Something like this:
http://www.prodirectsoccer.com/productimages/V3_1_Main/94141.jpg
Henry
09-12-2015, 11:16 PM
Ha. I probably clock in an extra hour a day on average, unpaid. It's as Yevrah says, it's a nice concept that people get paid only for the time they work but there are very few jobs where that concept actually exists.
I'm not sure what your job is, but I check emails in the evening and sometimes stay late (there's give and take) but there's a difference between doing it in a decent professional position and in a casual/ minimum wage one. It should be against the law.
hfswjyr
09-12-2015, 11:24 PM
No wonder they check things so thoroughly now.
edit* at danny.
Mr. Malik
10-12-2015, 02:11 AM
The fuck, it's a sporting goods warehouse not a diamond mine. Such strict security measures are uncalled for and can't be justified.
ItalAussie
10-12-2015, 05:01 AM
Ha. I probably clock in an extra hour a day on average, unpaid. It's as Yevrah says, it's a nice concept that people get paid only for the time they work but there are very few jobs where that concept actually exists.
Yep. Grading into the early morning is always a blast.

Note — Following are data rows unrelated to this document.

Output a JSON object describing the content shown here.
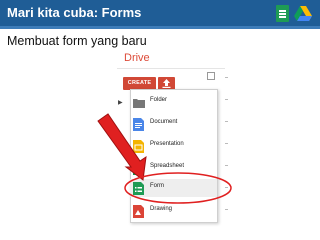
{
  "slide": {
    "title": "Mari kita cuba: Forms",
    "subtitle": "Membuat form yang baru"
  },
  "drive": {
    "label": "Drive",
    "create_label": "CREATE",
    "upload_icon": "upload-icon",
    "menu": [
      {
        "label": "Folder",
        "icon": "folder-icon"
      },
      {
        "label": "Document",
        "icon": "document-icon"
      },
      {
        "label": "Presentation",
        "icon": "presentation-icon"
      },
      {
        "label": "Spreadsheet",
        "icon": "spreadsheet-icon"
      },
      {
        "label": "Form",
        "icon": "form-icon",
        "highlighted": true
      },
      {
        "label": "Drawing",
        "icon": "drawing-icon"
      }
    ]
  },
  "colors": {
    "title_bar": "#1f5d96",
    "create_button": "#d14836",
    "drive_label": "#dd4b39",
    "annotation": "#e02020"
  },
  "annotations": {
    "arrow": "red-arrow",
    "circle": "red-circle"
  }
}
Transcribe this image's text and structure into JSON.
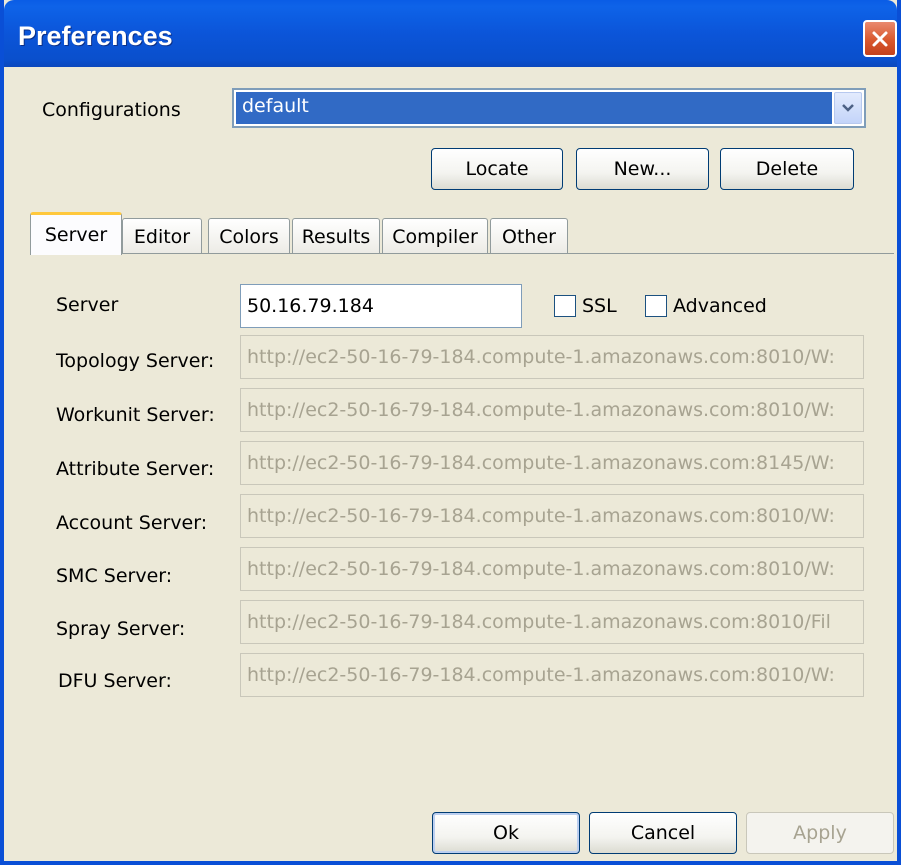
{
  "window": {
    "title": "Preferences"
  },
  "config": {
    "label": "Configurations",
    "selected": "default",
    "locate_label": "Locate",
    "new_label": "New...",
    "delete_label": "Delete"
  },
  "tabs": [
    {
      "label": "Server",
      "active": true
    },
    {
      "label": "Editor"
    },
    {
      "label": "Colors"
    },
    {
      "label": "Results"
    },
    {
      "label": "Compiler"
    },
    {
      "label": "Other"
    }
  ],
  "server": {
    "label": "Server",
    "value": "50.16.79.184",
    "ssl_label": "SSL",
    "ssl_checked": false,
    "advanced_label": "Advanced",
    "advanced_checked": false
  },
  "fields": [
    {
      "label": "Topology Server:",
      "value": "http://ec2-50-16-79-184.compute-1.amazonaws.com:8010/W:"
    },
    {
      "label": "Workunit Server:",
      "value": "http://ec2-50-16-79-184.compute-1.amazonaws.com:8010/W:"
    },
    {
      "label": "Attribute Server:",
      "value": "http://ec2-50-16-79-184.compute-1.amazonaws.com:8145/W:"
    },
    {
      "label": "Account Server:",
      "value": "http://ec2-50-16-79-184.compute-1.amazonaws.com:8010/W:"
    },
    {
      "label": "SMC Server:",
      "value": "http://ec2-50-16-79-184.compute-1.amazonaws.com:8010/W:"
    },
    {
      "label": "Spray Server:",
      "value": "http://ec2-50-16-79-184.compute-1.amazonaws.com:8010/Fil"
    },
    {
      "label": "DFU Server:",
      "value": "http://ec2-50-16-79-184.compute-1.amazonaws.com:8010/W:"
    }
  ],
  "footer": {
    "ok_label": "Ok",
    "cancel_label": "Cancel",
    "apply_label": "Apply"
  },
  "colors": {
    "titlebar": "#0a55d9",
    "selection": "#316ac5",
    "tab_active_accent": "#ffc83c",
    "dialog_bg": "#ece9d8"
  }
}
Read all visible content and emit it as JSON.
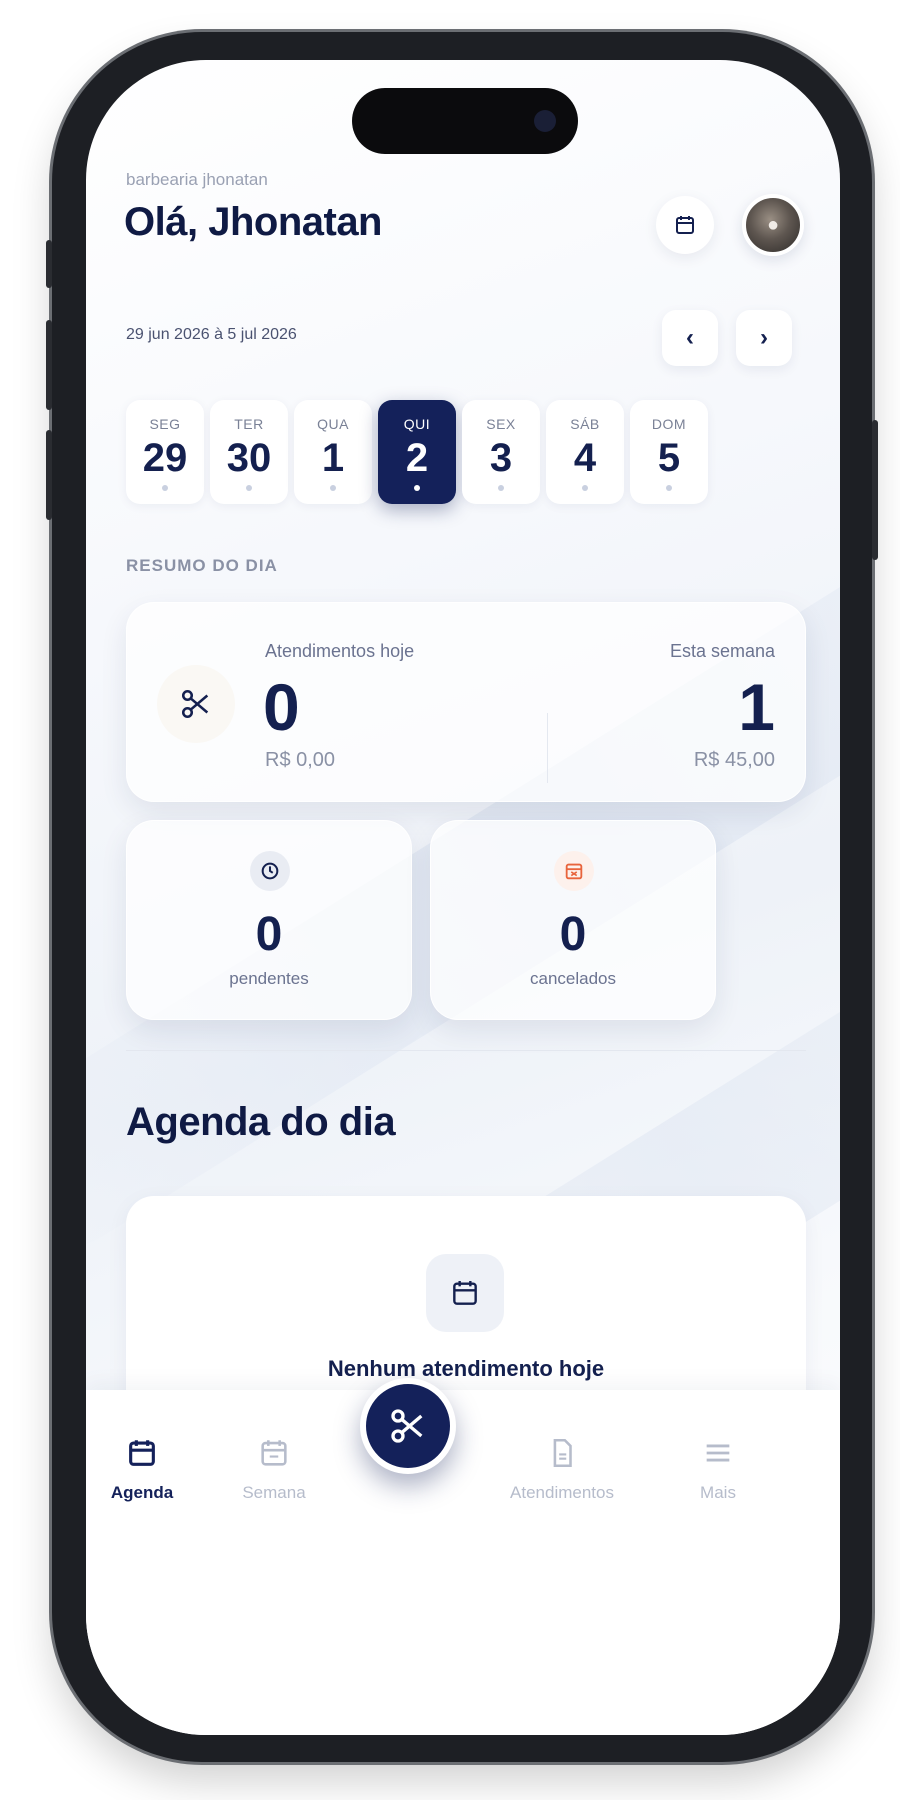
{
  "header": {
    "brand": "barbearia jhonatan",
    "greeting": "Olá, Jhonatan"
  },
  "week": {
    "range": "29 jun 2026 à 5 jul 2026",
    "days": [
      {
        "weekday": "SEG",
        "num": "29"
      },
      {
        "weekday": "TER",
        "num": "30"
      },
      {
        "weekday": "QUA",
        "num": "1"
      },
      {
        "weekday": "QUI",
        "num": "2"
      },
      {
        "weekday": "SEX",
        "num": "3"
      },
      {
        "weekday": "SÁB",
        "num": "4"
      },
      {
        "weekday": "DOM",
        "num": "5"
      }
    ],
    "selected_index": 3
  },
  "summary": {
    "section_label": "RESUMO DO DIA",
    "today_label": "Atendimentos hoje",
    "today_count": "0",
    "today_amount": "R$ 0,00",
    "week_label": "Esta semana",
    "week_count": "1",
    "week_amount": "R$ 45,00",
    "pending_count": "0",
    "pending_label": "pendentes",
    "cancelled_count": "0",
    "cancelled_label": "cancelados"
  },
  "agenda": {
    "title": "Agenda do dia",
    "empty_title": "Nenhum atendimento hoje"
  },
  "tabbar": {
    "tabs": [
      {
        "label": "Agenda",
        "icon": "calendar-icon"
      },
      {
        "label": "Semana",
        "icon": "calendar-week-icon"
      },
      {
        "label": "Atendimentos",
        "icon": "document-icon"
      },
      {
        "label": "Mais",
        "icon": "menu-icon"
      }
    ],
    "active_index": 0,
    "center_action_icon": "scissors-icon"
  },
  "colors": {
    "accent": "#14215a",
    "pending": "#14204f",
    "cancelled": "#e8643c"
  }
}
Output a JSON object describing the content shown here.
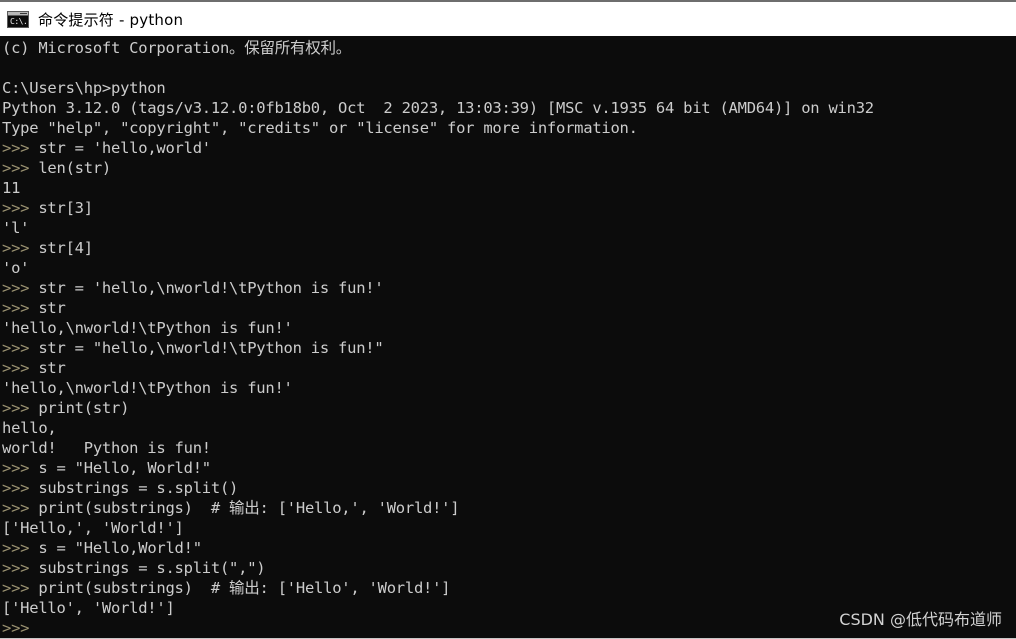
{
  "window": {
    "title": "命令提示符 - python",
    "icon": "console-icon",
    "icon_glyph": "C:\\.",
    "background_color": "#0c0c0c",
    "titlebar_background": "#ffffff",
    "text_color": "#cccccc",
    "prompt_color": "#9a9170"
  },
  "console": {
    "prompt": ">>>",
    "lines": [
      {
        "type": "output",
        "text": "(c) Microsoft Corporation。保留所有权利。"
      },
      {
        "type": "blank",
        "text": ""
      },
      {
        "type": "output",
        "text": "C:\\Users\\hp>python"
      },
      {
        "type": "output",
        "text": "Python 3.12.0 (tags/v3.12.0:0fb18b0, Oct  2 2023, 13:03:39) [MSC v.1935 64 bit (AMD64)] on win32"
      },
      {
        "type": "output",
        "text": "Type \"help\", \"copyright\", \"credits\" or \"license\" for more information."
      },
      {
        "type": "input",
        "prompt": ">>>",
        "text": " str = 'hello,world'"
      },
      {
        "type": "input",
        "prompt": ">>>",
        "text": " len(str)"
      },
      {
        "type": "output",
        "text": "11"
      },
      {
        "type": "input",
        "prompt": ">>>",
        "text": " str[3]"
      },
      {
        "type": "output",
        "text": "'l'"
      },
      {
        "type": "input",
        "prompt": ">>>",
        "text": " str[4]"
      },
      {
        "type": "output",
        "text": "'o'"
      },
      {
        "type": "input",
        "prompt": ">>>",
        "text": " str = 'hello,\\nworld!\\tPython is fun!'"
      },
      {
        "type": "input",
        "prompt": ">>>",
        "text": " str"
      },
      {
        "type": "output",
        "text": "'hello,\\nworld!\\tPython is fun!'"
      },
      {
        "type": "input",
        "prompt": ">>>",
        "text": " str = \"hello,\\nworld!\\tPython is fun!\""
      },
      {
        "type": "input",
        "prompt": ">>>",
        "text": " str"
      },
      {
        "type": "output",
        "text": "'hello,\\nworld!\\tPython is fun!'"
      },
      {
        "type": "input",
        "prompt": ">>>",
        "text": " print(str)"
      },
      {
        "type": "output",
        "text": "hello,"
      },
      {
        "type": "output",
        "text": "world!   Python is fun!"
      },
      {
        "type": "input",
        "prompt": ">>>",
        "text": " s = \"Hello, World!\""
      },
      {
        "type": "input",
        "prompt": ">>>",
        "text": " substrings = s.split()"
      },
      {
        "type": "input",
        "prompt": ">>>",
        "text": " print(substrings)  # 输出: ['Hello,', 'World!']"
      },
      {
        "type": "output",
        "text": "['Hello,', 'World!']"
      },
      {
        "type": "input",
        "prompt": ">>>",
        "text": " s = \"Hello,World!\""
      },
      {
        "type": "input",
        "prompt": ">>>",
        "text": " substrings = s.split(\",\")"
      },
      {
        "type": "input",
        "prompt": ">>>",
        "text": " print(substrings)  # 输出: ['Hello', 'World!']"
      },
      {
        "type": "output",
        "text": "['Hello', 'World!']"
      },
      {
        "type": "input",
        "prompt": ">>>",
        "text": ""
      }
    ]
  },
  "watermark": {
    "text": "CSDN @低代码布道师"
  }
}
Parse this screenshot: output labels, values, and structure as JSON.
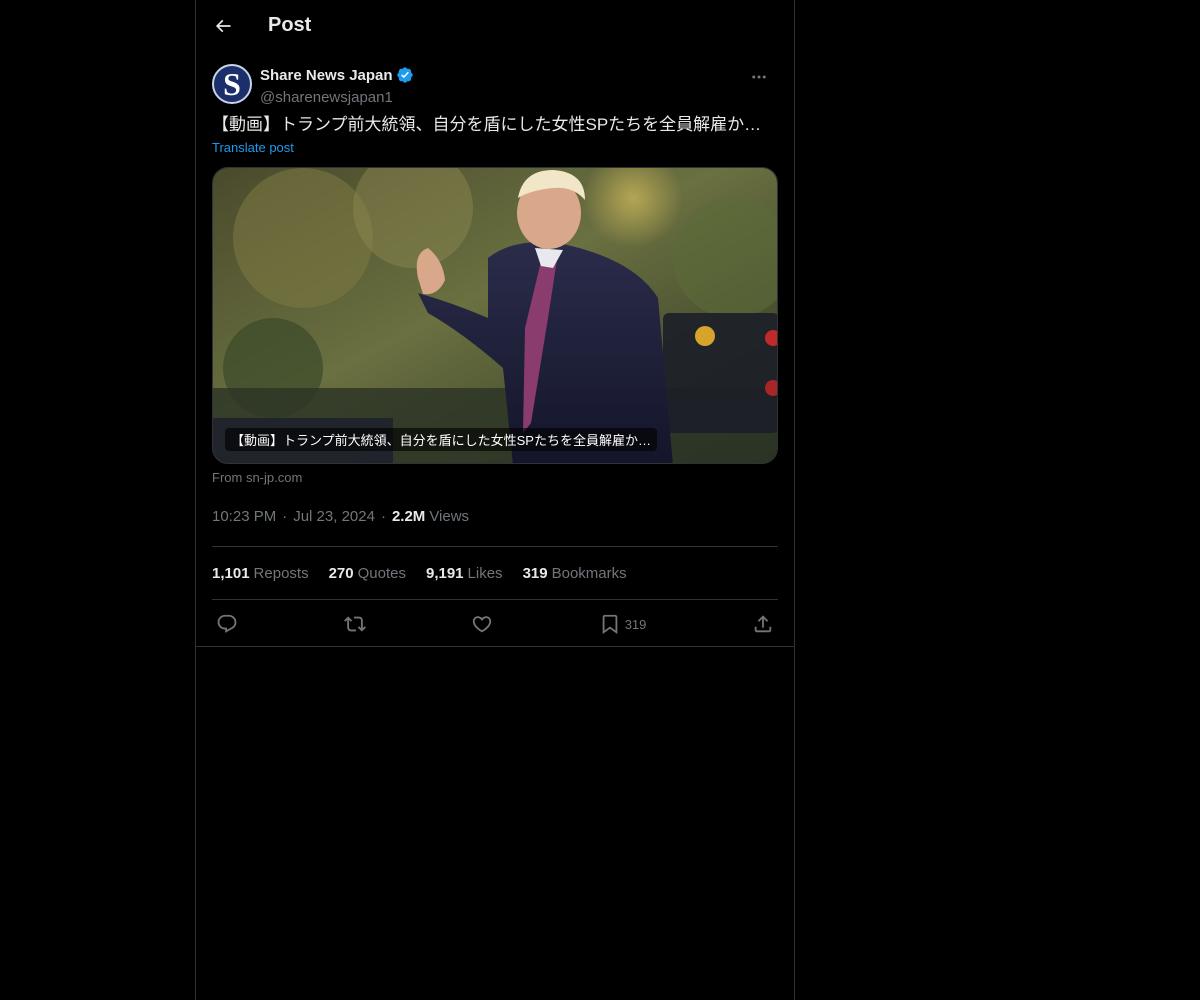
{
  "header": {
    "title": "Post",
    "back_icon": "arrow-left-icon"
  },
  "post": {
    "author": {
      "display_name": "Share News Japan",
      "handle": "@sharenewsjapan1",
      "avatar_letter": "S",
      "verified": true,
      "verified_color": "#1d9bf0"
    },
    "text": "【動画】トランプ前大統領、自分を盾にした女性SPたちを全員解雇か…",
    "translate_label": "Translate post",
    "card": {
      "caption": "【動画】トランプ前大統領、自分を盾にした女性SPたちを全員解雇か…",
      "source": "From sn-jp.com"
    },
    "time": "10:23 PM",
    "date": "Jul 23, 2024",
    "separator": "·",
    "views_count": "2.2M",
    "views_label": "Views",
    "stats": {
      "reposts_count": "1,101",
      "reposts_label": "Reposts",
      "quotes_count": "270",
      "quotes_label": "Quotes",
      "likes_count": "9,191",
      "likes_label": "Likes",
      "bookmarks_count": "319",
      "bookmarks_label": "Bookmarks"
    },
    "actions": {
      "reply_icon": "reply-icon",
      "repost_icon": "repost-icon",
      "like_icon": "heart-icon",
      "bookmark_icon": "bookmark-icon",
      "bookmark_count": "319",
      "share_icon": "share-icon"
    }
  },
  "colors": {
    "background": "#000000",
    "text": "#e7e9ea",
    "muted": "#71767b",
    "accent": "#1d9bf0",
    "border": "#2f3336"
  }
}
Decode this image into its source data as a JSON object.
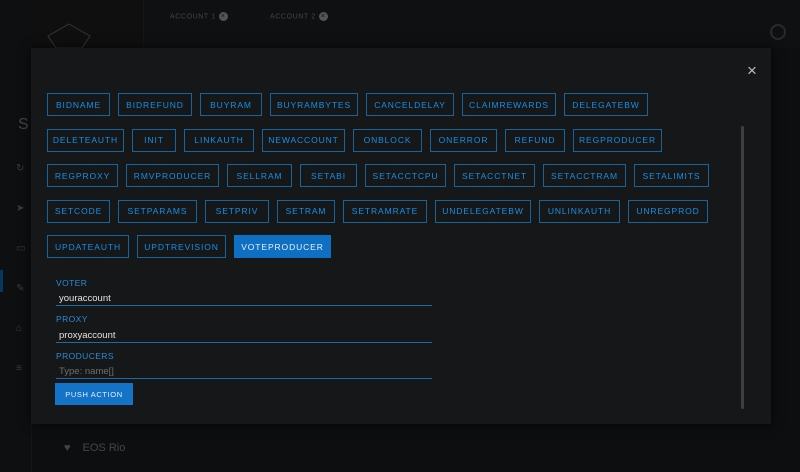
{
  "background": {
    "tabs": [
      {
        "label": "ACCOUNT 1",
        "close_glyph": "×"
      },
      {
        "label": "ACCOUNT 2",
        "close_glyph": "×"
      }
    ],
    "sidebar_letter": "S",
    "sidebar_icons": [
      "refresh-icon",
      "send-icon",
      "wallet-icon",
      "edit-icon",
      "bank-icon",
      "database-icon"
    ],
    "footer_label": "EOS Rio",
    "footer_icon": "heart-icon"
  },
  "modal": {
    "close_glyph": "×",
    "actions": [
      [
        "BIDNAME",
        "BIDREFUND",
        "BUYRAM",
        "BUYRAMBYTES",
        "CANCELDELAY",
        "CLAIMREWARDS",
        "DELEGATEBW"
      ],
      [
        "DELETEAUTH",
        "INIT",
        "LINKAUTH",
        "NEWACCOUNT",
        "ONBLOCK",
        "ONERROR",
        "REFUND",
        "REGPRODUCER"
      ],
      [
        "REGPROXY",
        "RMVPRODUCER",
        "SELLRAM",
        "SETABI",
        "SETACCTCPU",
        "SETACCTNET",
        "SETACCTRAM",
        "SETALIMITS"
      ],
      [
        "SETCODE",
        "SETPARAMS",
        "SETPRIV",
        "SETRAM",
        "SETRAMRATE",
        "UNDELEGATEBW",
        "UNLINKAUTH",
        "UNREGPROD"
      ],
      [
        "UPDATEAUTH",
        "UPDTREVISION",
        "VOTEPRODUCER"
      ]
    ],
    "selected_action": "VOTEPRODUCER",
    "fields": {
      "voter": {
        "label": "VOTER",
        "value": "youraccount",
        "placeholder": ""
      },
      "proxy": {
        "label": "PROXY",
        "value": "proxyaccount",
        "placeholder": ""
      },
      "producers": {
        "label": "PRODUCERS",
        "value": "",
        "placeholder": "Type: name[]"
      }
    },
    "push_label": "PUSH ACTION"
  },
  "colors": {
    "accent": "#1273c7",
    "button_text": "#1590e8",
    "button_border": "#14649e",
    "modal_bg": "#161718"
  }
}
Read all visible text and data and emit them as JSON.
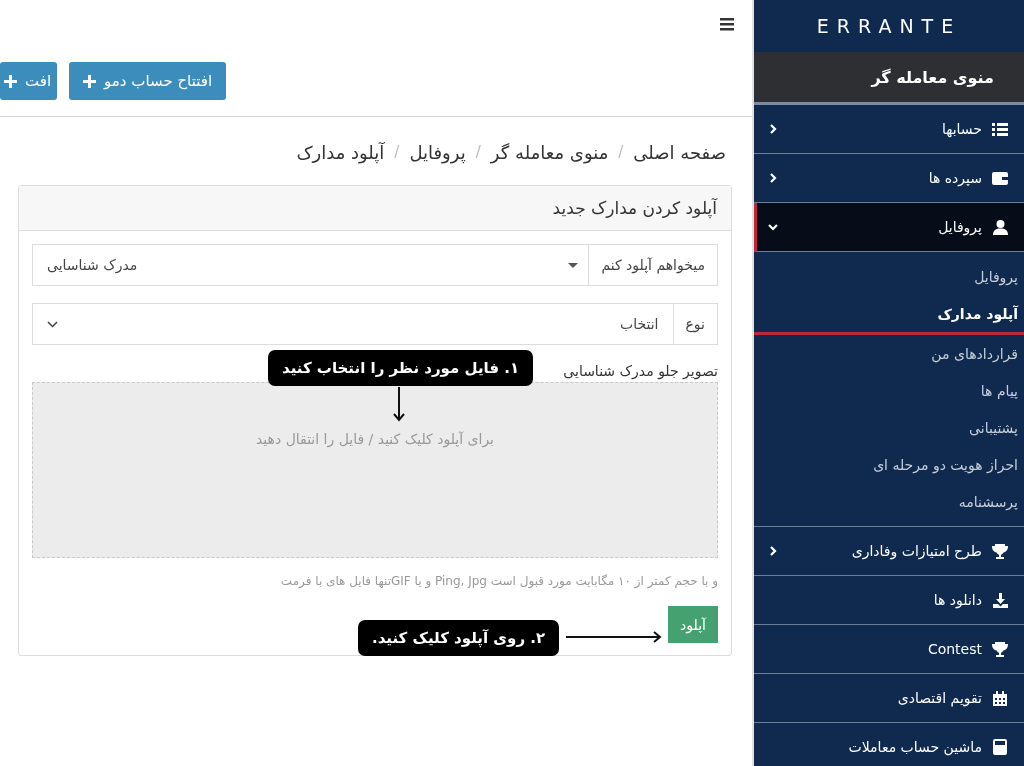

Academia is a weird one though, because you either switch your brain off totally, or it's always ticking away behind the scenes. Can't bill for thinking. I imagine a similar thing is true in any design or management-type jobs.
Can't bill for thinking has got my Brent spider senses tingling.
Yevrah
10-12-2015, 09:08 AM
I'm not sure what your job is, but I check emails in the evening and sometimes stay late (there's give and take) but there's a difference between doing it in a decent professional position and in a casual/ minimum wage one. It should be against the law.
Why is there a difference?
Henry
10-12-2015, 09:12 AM
Why is there a difference?
I'm not an employment solicitor but I think there is actually a distinction between being salaried and being waged by the hour. Plus the fact that in these cases it's regular and you're being coerced, whereas if I do it, it's with some type of agreement.
Jimmy Floyd
10-12-2015, 09:13 AM
Because you're being paid by the hour for one and the month for the other. In my contract it certainly says I have to fulfil any extra hours/days that the company requires without extra pay, although that may be Korean enhanced.
Yevrah
10-12-2015, 09:18 AM
Appreciate the difference between hourly paid jobs and salaried ones (for want of a better term), but I've always thought that people in salaried positions (in low end unskilled jobs) got a worse end of the deal as the contract still states the amount of hours you're expected to do and you go well over that. Ok, it's got the caveat Jim mentions, but should that really be allowed too?
Jimmy Floyd
10-12-2015, 09:33 AM
I reckon flexitime is a pretty sound concept. 'Business leaders' hate it, but then they tend to argue against literally any improvement in the employee's terms, so yeah.
Shindig
10-12-2015, 09:49 AM
Flexitime is all over our place but I'd actually hate to keep on top of it.
Flexitime is great but it can only really work in an environment where you trust people to get on with things and judge them on results of their work. It'd be a pain in the arse if you actually wanted to make sure people were doing their allocated hours.
Shindig
10-12-2015, 10:47 AM
Yeah, for the most part our lot aren't slackers and fiddlers. Many of them see this as the last job they'll do. As a result, they get militant when their T&Cs are challenged.